「低身長の女性は帝王切開になることが多い」って本当なの? 産婦人科医に聞いて分かった“真偽と背景”
「自然分娩のリスクが大きいと考えられる」…出産時、さまざまな事情や理由でそう判断された際に選択されるのが「帝王切開」です。この帝王切開について、ネット上などでしばしば聞かれるのが「低身長の女性は帝王切開になる可能性が高い」という声です。「小柄」「低身長」であることから「早い段階で帝王切開が決まった」といった体験談も少なくないようですが、「必ず帝王切開になるの?」という疑問の声や「小柄だと自然分娩は難しいのかな…」と気にする声も聞かれます。 【閲覧注意】「すごい…!」 これが体外に出てきた「胎盤」の見た目です(写真) 「低身長の女性は出産時、帝王切開になることが多い」。この真偽について、神谷町WGレディースクリニック院長で産婦人科医の尾西芳子さんが解説します。
「小柄だから即、帝王切開」ということはない
まず、「帝王切開」がどのようなものなのかについてお伝えします。 帝王切開とは、お母さんのおなかを切開して、赤ちゃんを取り出す手術のことです。以前は下腹部を縦に切開していましたが、最近では美容の観点もあり、横に切開することがほとんどです。 分娩時に赤ちゃん、またはお母さんの状態が悪い場合に選択されますが、母子ともに異常がない場合でも、次のようなケースにおいては帝王切開を行います。 ・多胎(双子や3つ子など) ・骨盤位(逆子) ・赤ちゃんが大きいか、お母さんの骨盤が小さい「児頭骨盤(じとうこつばん)不均衡」 ・巨大児 ・陣痛が弱まるなどして分娩が途中で止まってしまう「分娩停止」 ・早産 ・子宮の手術歴がある ・子宮筋腫がある 結論からいうと、低身長の女性や小柄な女性が出産する際、帝王切開になりやすいのは「事実」です。 分娩の際、赤ちゃんはお母さんの骨盤を通って出てきます。通常、赤ちゃんの頭の大きさにはさほど違いがないのですが、低身長の女性は背の高い女性に比べて骨盤が小さいため、そこを通ろうとすると、赤ちゃんの頭が引っかかって通れないということが起こるのです。医学的には「児頭骨盤不均衡」といい、帝王切開の対象になります。 ただし、「お母さんが小柄だから即、帝王切開」ということはありません。
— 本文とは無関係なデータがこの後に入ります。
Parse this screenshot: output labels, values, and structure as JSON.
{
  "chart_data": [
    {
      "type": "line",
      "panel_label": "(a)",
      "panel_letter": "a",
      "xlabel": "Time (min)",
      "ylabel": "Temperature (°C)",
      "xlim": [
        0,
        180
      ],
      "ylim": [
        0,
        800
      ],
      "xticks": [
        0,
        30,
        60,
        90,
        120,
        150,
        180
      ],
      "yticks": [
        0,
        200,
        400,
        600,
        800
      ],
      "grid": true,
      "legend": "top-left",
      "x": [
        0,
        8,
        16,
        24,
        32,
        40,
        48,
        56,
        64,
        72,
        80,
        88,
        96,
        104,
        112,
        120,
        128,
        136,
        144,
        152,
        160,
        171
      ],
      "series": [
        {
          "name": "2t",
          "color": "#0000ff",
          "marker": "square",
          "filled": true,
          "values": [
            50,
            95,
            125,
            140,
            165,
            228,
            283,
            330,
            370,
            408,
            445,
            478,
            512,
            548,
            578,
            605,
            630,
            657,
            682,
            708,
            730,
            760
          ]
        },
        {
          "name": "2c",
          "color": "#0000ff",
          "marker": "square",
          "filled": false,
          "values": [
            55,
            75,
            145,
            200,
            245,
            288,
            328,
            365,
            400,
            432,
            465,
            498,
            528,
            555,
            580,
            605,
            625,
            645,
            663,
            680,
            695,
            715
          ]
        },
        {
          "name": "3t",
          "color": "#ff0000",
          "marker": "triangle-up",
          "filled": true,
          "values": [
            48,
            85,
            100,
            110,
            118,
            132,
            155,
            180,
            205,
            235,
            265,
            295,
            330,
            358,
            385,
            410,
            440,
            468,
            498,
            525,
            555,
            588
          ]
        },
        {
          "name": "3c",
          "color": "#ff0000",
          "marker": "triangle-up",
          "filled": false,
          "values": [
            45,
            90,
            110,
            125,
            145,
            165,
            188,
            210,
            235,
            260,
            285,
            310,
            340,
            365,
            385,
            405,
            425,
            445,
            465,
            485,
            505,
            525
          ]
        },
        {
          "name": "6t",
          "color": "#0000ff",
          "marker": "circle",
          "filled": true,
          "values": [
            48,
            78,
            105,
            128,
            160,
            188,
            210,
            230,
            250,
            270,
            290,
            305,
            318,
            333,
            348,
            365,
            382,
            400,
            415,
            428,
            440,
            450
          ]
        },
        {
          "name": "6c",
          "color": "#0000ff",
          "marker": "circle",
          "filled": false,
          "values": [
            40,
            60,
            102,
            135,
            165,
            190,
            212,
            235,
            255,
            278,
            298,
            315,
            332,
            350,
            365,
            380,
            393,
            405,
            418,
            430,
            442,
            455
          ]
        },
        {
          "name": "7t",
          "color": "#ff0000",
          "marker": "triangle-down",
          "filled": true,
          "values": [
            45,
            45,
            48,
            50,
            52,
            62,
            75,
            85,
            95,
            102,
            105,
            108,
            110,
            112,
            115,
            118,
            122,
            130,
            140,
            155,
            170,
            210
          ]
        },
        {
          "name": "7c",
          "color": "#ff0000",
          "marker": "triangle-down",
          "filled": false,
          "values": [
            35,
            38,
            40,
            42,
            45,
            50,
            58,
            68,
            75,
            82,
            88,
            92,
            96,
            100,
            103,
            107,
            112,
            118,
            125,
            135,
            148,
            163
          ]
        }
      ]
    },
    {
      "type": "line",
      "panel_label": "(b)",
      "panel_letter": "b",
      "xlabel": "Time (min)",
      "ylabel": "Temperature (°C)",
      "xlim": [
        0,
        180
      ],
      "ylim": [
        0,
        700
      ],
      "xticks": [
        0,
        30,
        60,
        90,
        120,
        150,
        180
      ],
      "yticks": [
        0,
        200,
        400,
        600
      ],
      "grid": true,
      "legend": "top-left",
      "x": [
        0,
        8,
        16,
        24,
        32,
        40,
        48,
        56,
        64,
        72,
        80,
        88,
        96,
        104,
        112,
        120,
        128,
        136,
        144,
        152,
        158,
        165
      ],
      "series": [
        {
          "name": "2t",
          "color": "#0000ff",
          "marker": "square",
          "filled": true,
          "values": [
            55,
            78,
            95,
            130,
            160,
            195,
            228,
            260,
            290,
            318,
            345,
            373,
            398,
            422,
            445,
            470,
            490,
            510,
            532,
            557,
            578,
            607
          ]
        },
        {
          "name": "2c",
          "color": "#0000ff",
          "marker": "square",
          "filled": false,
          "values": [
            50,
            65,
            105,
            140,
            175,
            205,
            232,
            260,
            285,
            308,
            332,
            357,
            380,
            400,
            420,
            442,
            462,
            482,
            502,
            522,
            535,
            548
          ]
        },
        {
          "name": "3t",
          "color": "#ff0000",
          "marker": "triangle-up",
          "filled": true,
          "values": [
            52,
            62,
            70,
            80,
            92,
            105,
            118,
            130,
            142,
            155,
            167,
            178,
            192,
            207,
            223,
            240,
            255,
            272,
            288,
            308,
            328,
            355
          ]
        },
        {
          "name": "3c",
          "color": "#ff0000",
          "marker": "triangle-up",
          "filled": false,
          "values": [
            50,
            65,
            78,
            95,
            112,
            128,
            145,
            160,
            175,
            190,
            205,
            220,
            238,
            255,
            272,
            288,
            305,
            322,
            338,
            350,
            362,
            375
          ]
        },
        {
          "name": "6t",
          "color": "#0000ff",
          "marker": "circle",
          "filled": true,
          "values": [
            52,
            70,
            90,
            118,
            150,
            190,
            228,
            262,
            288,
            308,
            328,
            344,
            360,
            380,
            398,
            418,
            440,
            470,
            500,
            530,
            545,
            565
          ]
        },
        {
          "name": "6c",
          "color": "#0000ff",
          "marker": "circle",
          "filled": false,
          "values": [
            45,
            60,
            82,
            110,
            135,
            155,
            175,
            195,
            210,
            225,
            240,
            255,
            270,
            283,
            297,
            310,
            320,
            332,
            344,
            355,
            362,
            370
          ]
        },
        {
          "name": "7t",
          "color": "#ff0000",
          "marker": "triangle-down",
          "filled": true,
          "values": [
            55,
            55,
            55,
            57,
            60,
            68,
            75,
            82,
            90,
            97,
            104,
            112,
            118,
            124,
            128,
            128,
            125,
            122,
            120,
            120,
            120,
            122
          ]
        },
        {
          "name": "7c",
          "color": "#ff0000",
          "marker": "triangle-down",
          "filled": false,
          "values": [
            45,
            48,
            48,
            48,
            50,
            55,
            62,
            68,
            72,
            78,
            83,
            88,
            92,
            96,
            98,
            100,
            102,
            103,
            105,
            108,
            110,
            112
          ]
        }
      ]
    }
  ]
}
あくまでも、赤ちゃんの大きさとお母さんの骨盤の大きさの相対的な評価によります。 よく、「夫婦の身長差がある(夫の身長が高い)と帝王切開の可能性が高い」などという話も耳にしますが、これは夫婦とも小さければ赤ちゃんも小さいのが一般的ですが、「お父さんが大きいと赤ちゃんが大きい可能性があるため」ということです。 また、骨盤が張っている「女性型」や、すらっとして細い「男性型」など、お母さんの骨盤の形態によるところもあります。そのため、事前にお母さんの骨盤のエックス線検査を行い、超音波で計測した赤ちゃんの頭の大きさと比較して、スムーズに通り抜けることができるかを判断します。 ただ、実際は自然分娩にトライしてみないと分からないことも多く、分娩の途中で帝王切開になるケースもあります。